Order, Supreme Court, Bronx County (Lottie E. Wilkins, J.), entered on or about July 6, 1994, which denied the application by Bronx Psychiatric Center (“BPC”) for involuntary retention of patient Arnold A., unanimously reversed, on the law, the application is granted, without costs, and the patient is ordered retained at BPC for a period of 60 days from the date of our order, subject to further application in accordance with the Mental Hygiene Law (§ 9.13 [bD.
The patient is a 39-year old male with a history of numerous psychiatric hospitalizations. He has been hospitalized at BPC and Kings Park Psychiatric Center almost continuously since 1983. The testimony of his treating psychiatrist, Dr. Frank Ricca, offered a diagnosis of chronic undifferentiated schizophrenia with paranoid features. The patient is described as physically threatening and potentially assaultive toward others, and has a very poor ADL (“activities of daily living”) rating. For example, the staff was reluctant to grant him *303passes or privileges for fear that he might expose himself in public; at the hospital he would walk around in his underwear with his trousers down. His severely impaired judgment and insight adversely affect his ability to care for himself in the outside community, according to Dr. Ricca, and render him a potential danger to himself. During episodic releases, the patient was never able to "make it” in the community, and always returned voluntarily within a few days. In June 1992 he was discharged to an adult home in Far Rockaway, but returned to BPC eight days later because he was frightened by the elderly residents at the home and by people knocking on his door at night. The patient testified that he would like to find an apartment for himself.
Dr. Ricca conceded that the patient was not presently psychotic, suicidal or homicidal, but only because he is taking Prolixin Decanoate, a potent antipsychotic medication administered by intramuscular injection every 2 to 3 weeks. Failure to take the medication on schedule would leave the patient more flagrantly ill, and exacerbate his schizophrenic symptomatology, his thought disorder, his socially intrusive behavior, and his overall inability to care for himself. While this medication is available on an outpatient basis, and the patient expressed willingness to keep up that regime, Dr. Ricca doubted the patient’s ability to hold to such a schedule.
Despite "grave concerns” that this patient "would ever be able to function outside an institution”, and the good chance that he would "soon be back of his own volition”, the court ruled that BPC had not met its burden of proving he would be dangerous to himself or to others, and ordered him released. An "all purposes” stay was granted, during which the court hoped that everyone would use "best efforts” to find appropriate quarters, notwithstanding Dr. Ricca’s indication that the patient’s specific needs and his inability to provide for his own daily living would make such a task rather difficult.

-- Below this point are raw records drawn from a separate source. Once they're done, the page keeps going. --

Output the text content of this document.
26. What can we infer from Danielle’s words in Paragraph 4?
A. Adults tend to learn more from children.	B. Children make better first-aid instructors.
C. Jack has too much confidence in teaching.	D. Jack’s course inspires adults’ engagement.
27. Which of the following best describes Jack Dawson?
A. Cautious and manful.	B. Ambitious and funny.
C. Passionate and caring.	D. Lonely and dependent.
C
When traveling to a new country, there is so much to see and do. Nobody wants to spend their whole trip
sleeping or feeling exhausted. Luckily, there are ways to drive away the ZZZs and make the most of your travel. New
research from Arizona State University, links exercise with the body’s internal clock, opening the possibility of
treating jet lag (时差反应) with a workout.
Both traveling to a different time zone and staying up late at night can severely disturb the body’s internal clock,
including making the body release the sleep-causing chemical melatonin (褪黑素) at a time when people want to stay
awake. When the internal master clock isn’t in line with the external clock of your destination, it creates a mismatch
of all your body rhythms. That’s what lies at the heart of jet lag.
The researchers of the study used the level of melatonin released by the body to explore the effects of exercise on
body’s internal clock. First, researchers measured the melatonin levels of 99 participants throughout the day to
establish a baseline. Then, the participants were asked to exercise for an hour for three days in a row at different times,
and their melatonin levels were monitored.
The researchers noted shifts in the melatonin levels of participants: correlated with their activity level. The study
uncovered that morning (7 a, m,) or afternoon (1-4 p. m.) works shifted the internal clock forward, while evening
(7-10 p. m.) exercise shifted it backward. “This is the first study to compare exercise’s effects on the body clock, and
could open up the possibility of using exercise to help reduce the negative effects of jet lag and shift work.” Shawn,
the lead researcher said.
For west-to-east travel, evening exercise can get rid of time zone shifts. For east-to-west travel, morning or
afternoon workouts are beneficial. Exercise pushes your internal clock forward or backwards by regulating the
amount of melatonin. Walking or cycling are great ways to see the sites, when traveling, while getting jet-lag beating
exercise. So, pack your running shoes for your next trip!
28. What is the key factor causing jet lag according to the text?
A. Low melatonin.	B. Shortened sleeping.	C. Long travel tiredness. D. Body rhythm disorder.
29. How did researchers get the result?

The stay has been extended since July 1994. Diligent pursuit of appropriate placement opportunities has been hindered by the patient’s lack of cooperation, his refusal to submit to required bloodwork, his desire to return to his mother despite her wish to have no contact with him, and his belligerent and abusive demeanor. BPC brought this appeal only after all prospective residences had rejected the patient’s candidacy for placement.
As we have recently held (Matter of Donaldson v Daley, 206 AD2d 298), an individual’s liberty interest must be weighed against the State’s interests in caring for emotionally dis*304turbed citizens who are unable to care for themselves, and in protecting the community from the dangerous tendencies of the mentally ill. The record is replete with evidence, highlighted by the unrefuted testimony of the treating psychiatrist, that this patient is socially incompetent and requires constant supervision. This prognosis is based, inter alia, upon his unsuccessful elopement history, deficient personal hygiene, uncooperative behavior, and rejection of training opportunities. Most alarming is the prospect that his schizophrenic condition could become even more marked should he fail, as he has done so often before, to maintain his medication regime, which would render him a threat to his own safety as well as that of the community. "The fact that a patient’s condition can be stabilized in a hospital setting of continual treatment and care does not necessarily lead to the conclusion that the patient can function normally on his own in an outpatient setting, especially where, as here, there is unrebutted evidence to the contrary” (supra, at 299). Concur—Sullivan, J. P., Rosenberger, Wallach, Asch and Williams, JJ.